Tipp Nr. 2: Gib dir Mühe und wähle nicht den einfach­sten Weg. Damit meine ich, dass man seine Komfortzone verlassen sollte. Zum Beispiel sollte man wenig mit den Leuten aus dem eigenen Land sprechen, sondern mit deutschen Studierenden. Man sollte auch neue Dinge wagen. Ich bin eher introvertiert, bin aber trotzdem zur Erstsemesterwoche gegangen und habe versucht, dort Kontakte zu knüpfen. Gerade die ersten Wochen sind wahnsinnig wichtig, denn mit den Leuten, die ich in der Ersti-Woche kennengelernt habe, bin ich noch immer in Kontakt.
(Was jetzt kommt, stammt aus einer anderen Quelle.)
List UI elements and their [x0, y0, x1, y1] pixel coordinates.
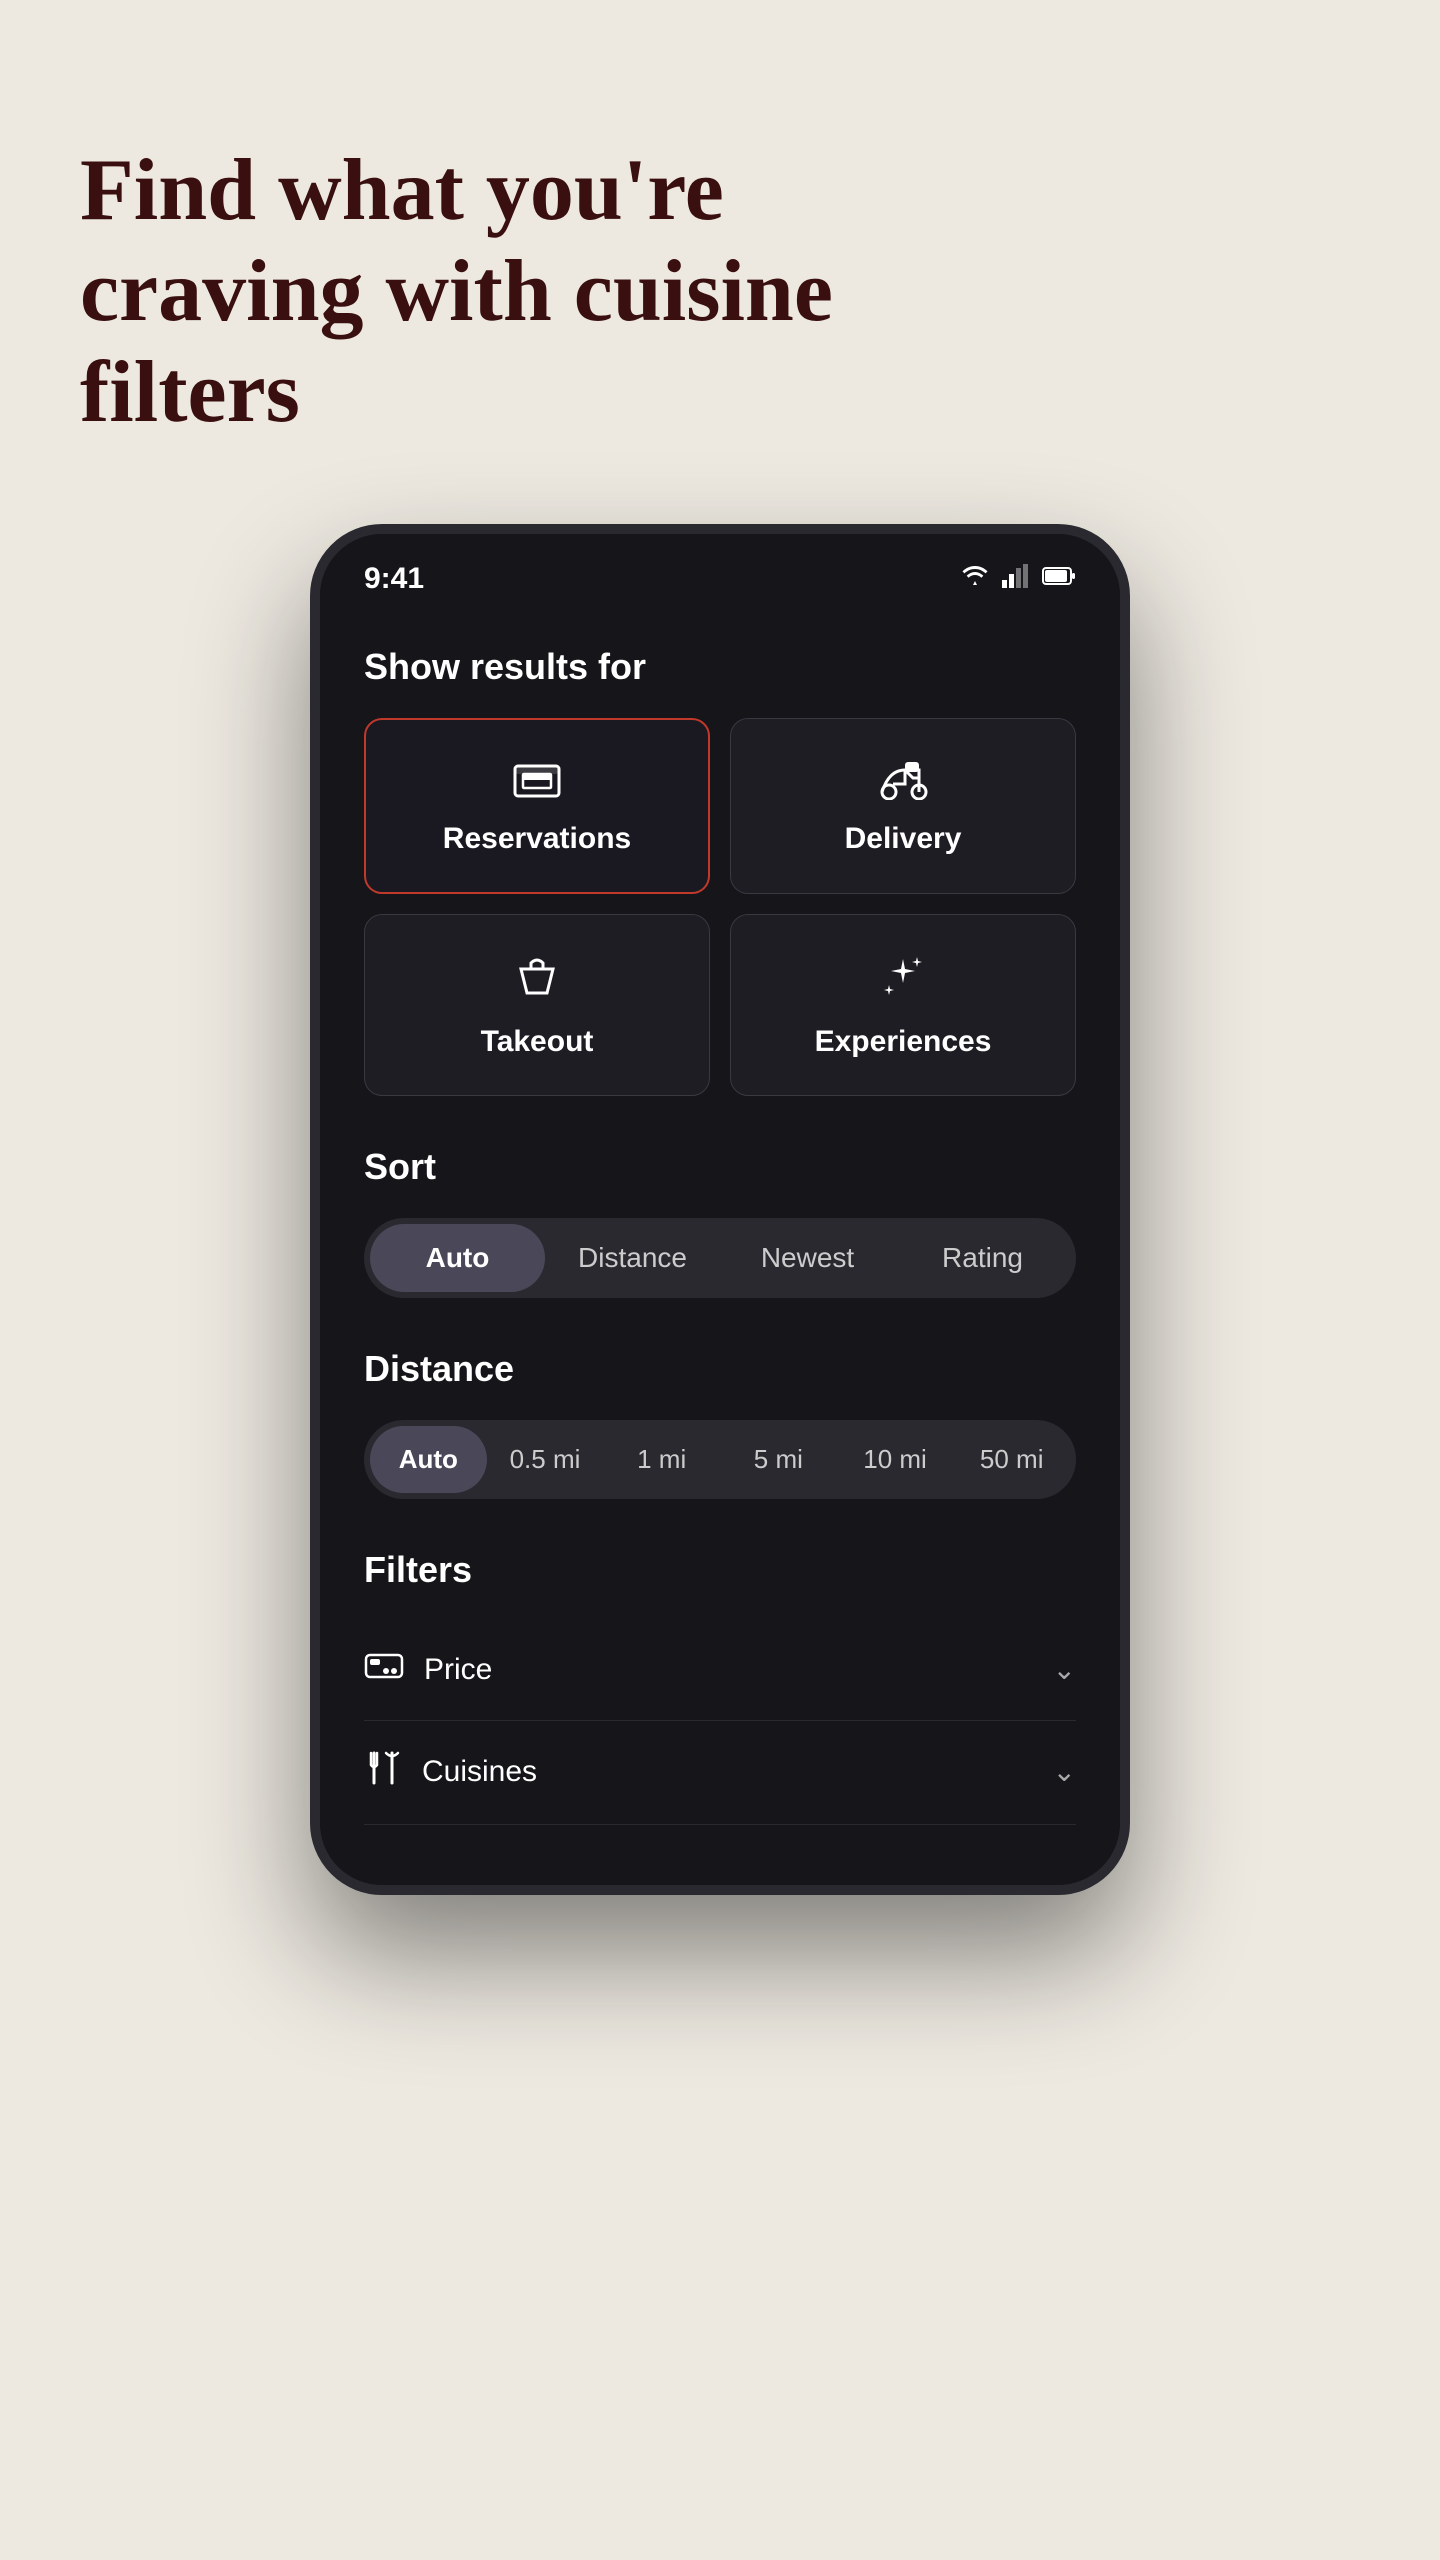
experiences-label: Experiences — [815, 1025, 992, 1059]
signal-icon — [1002, 564, 1030, 593]
cuisines-label: Cuisines — [422, 1755, 537, 1789]
sort-pill-distance[interactable]: Distance — [545, 1224, 720, 1292]
status-time: 9:41 — [364, 562, 424, 596]
price-icon — [364, 1649, 404, 1692]
show-results-label: Show results for — [364, 646, 1076, 688]
takeout-label: Takeout — [481, 1025, 594, 1059]
sort-pills: Auto Distance Newest Rating — [364, 1218, 1076, 1298]
filter-row-price-left: Price — [364, 1649, 492, 1692]
notch — [640, 534, 800, 570]
sort-pill-newest[interactable]: Newest — [720, 1224, 895, 1292]
takeout-icon — [511, 951, 563, 1011]
show-results-section: Show results for Reservations — [364, 646, 1076, 1096]
filter-row-cuisines[interactable]: Cuisines ⌄ — [364, 1721, 1076, 1825]
reservations-icon — [511, 756, 563, 808]
filter-row-cuisines-left: Cuisines — [364, 1749, 537, 1796]
filters-label: Filters — [364, 1549, 1076, 1591]
distance-pills: Auto 0.5 mi 1 mi 5 mi 10 mi 50 mi — [364, 1420, 1076, 1499]
result-card-experiences[interactable]: Experiences — [730, 914, 1076, 1096]
experiences-icon — [877, 951, 929, 1011]
filter-row-price[interactable]: Price ⌄ — [364, 1621, 1076, 1721]
battery-icon — [1042, 566, 1076, 591]
result-type-grid: Reservations — [364, 718, 1076, 1096]
cuisines-icon — [364, 1749, 402, 1796]
distance-pill-0.5mi[interactable]: 0.5 mi — [487, 1426, 604, 1493]
wifi-icon — [960, 563, 990, 595]
page-title: Find what you're craving with cuisine fi… — [80, 140, 860, 444]
distance-section: Distance Auto 0.5 mi 1 mi 5 mi 10 mi 50 … — [364, 1348, 1076, 1499]
result-card-delivery[interactable]: Delivery — [730, 718, 1076, 894]
app-content: Show results for Reservations — [320, 606, 1120, 1885]
distance-pill-1mi[interactable]: 1 mi — [603, 1426, 720, 1493]
price-chevron-icon: ⌄ — [1053, 1653, 1076, 1687]
sort-label: Sort — [364, 1146, 1076, 1188]
sort-pill-rating[interactable]: Rating — [895, 1224, 1070, 1292]
sort-pill-auto[interactable]: Auto — [370, 1224, 545, 1292]
distance-pill-10mi[interactable]: 10 mi — [837, 1426, 954, 1493]
result-card-reservations[interactable]: Reservations — [364, 718, 710, 894]
delivery-label: Delivery — [845, 822, 962, 856]
distance-pill-50mi[interactable]: 50 mi — [953, 1426, 1070, 1493]
status-icons — [960, 563, 1076, 595]
cuisines-chevron-icon: ⌄ — [1053, 1755, 1076, 1789]
page-header: Find what you're craving with cuisine fi… — [60, 80, 880, 524]
phone-shell: 9:41 — [310, 524, 1130, 1895]
result-card-takeout[interactable]: Takeout — [364, 914, 710, 1096]
price-label: Price — [424, 1653, 492, 1687]
distance-label: Distance — [364, 1348, 1076, 1390]
sort-section: Sort Auto Distance Newest Rating — [364, 1146, 1076, 1298]
delivery-icon — [875, 756, 931, 808]
distance-pill-5mi[interactable]: 5 mi — [720, 1426, 837, 1493]
reservations-label: Reservations — [443, 822, 631, 856]
distance-pill-auto[interactable]: Auto — [370, 1426, 487, 1493]
filters-section: Filters Price ⌄ — [364, 1549, 1076, 1825]
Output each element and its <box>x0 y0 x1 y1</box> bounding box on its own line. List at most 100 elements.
Außerdem muss man keine Angst haben, denn alle sind neu an der Uni und wissen noch nicht über alles Bescheid. 

Hast du schon Ideen, was du nach deinem Studium machen möchtest? 

Nach  meinem Studium möchte ich gerne neue Herausforderungen annehmen und mich innerhalb Deutschlands weiter umschauen. Auch wenn ich die Zeit in Mannheim sehr genieße, das Studium macht mir viel Spaß und der Campus ist wunderschön, reizt mich die Vorstellung, in einer neuen Stadt zu leben und zu arbeiten. Besonders interessiert mich der Bereich Management Consulting, da ich dort analytisch arbeiten, mit verschiedenen Branchen in Kontakt kommen und viel unter­wegs sein kann – gerne auch in Deutschland, Tschechien oder der Schweiz. Zunächst möchte ich nach dem Bachelor aber ein Gap Year machen, eventuell in Kombination mit einem Freiwilligendienst oder einem Praktikum. Das wird sich noch zeigen.